Does $a^n \mid b^n$ imply $a\mid b$?
If you can assume the fundamental theorem of arithmetic (that each integer has a unique factorization in prime numbers), you can write: $$ \begin{align*} a &= p_1^{e_1} p_2^{e_2} \ldots p_r^{e_r} \\ b &= q_1^{d_1} q_2^{d_2} \ldots q_s^{d_s} \end{align*} $$ Here the $p_i$, $q_i$ are primes, and $e_i$ and $d_i$ are all greater than 0. If $a^n \mid b^n$, then $p_i^{n e_i}$ must have a counterpart in a $q_j^{n d_j}$, in that $p_i = q_j$ and $n e_i \le n d_j$, so it must then also be that $e_i \le d_j$; and this means $a \mid b$.

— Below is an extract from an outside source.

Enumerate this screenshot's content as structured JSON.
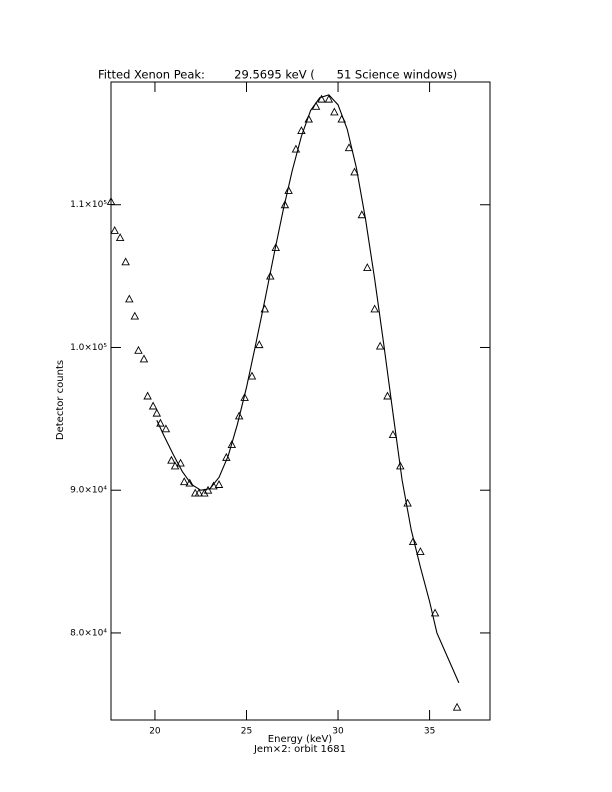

Hint $\ $ Either examine exponents in unique prime factorizations, or, by the Rational Root Test, the reduced rational root $\rm\:x = b/a\:$ of $\rm\:x^n = c\in\Bbb Z\:$ must be integral, so $\rm\:b/a\in\Bbb Z\:\Rightarrow\:a\mid b.$
Hint: $p$ is a prime factor of $k$ if and only if $p^n$ is a factor of $k^n$. This holds for any prime $p$, integer $k$, and positive integer $n$.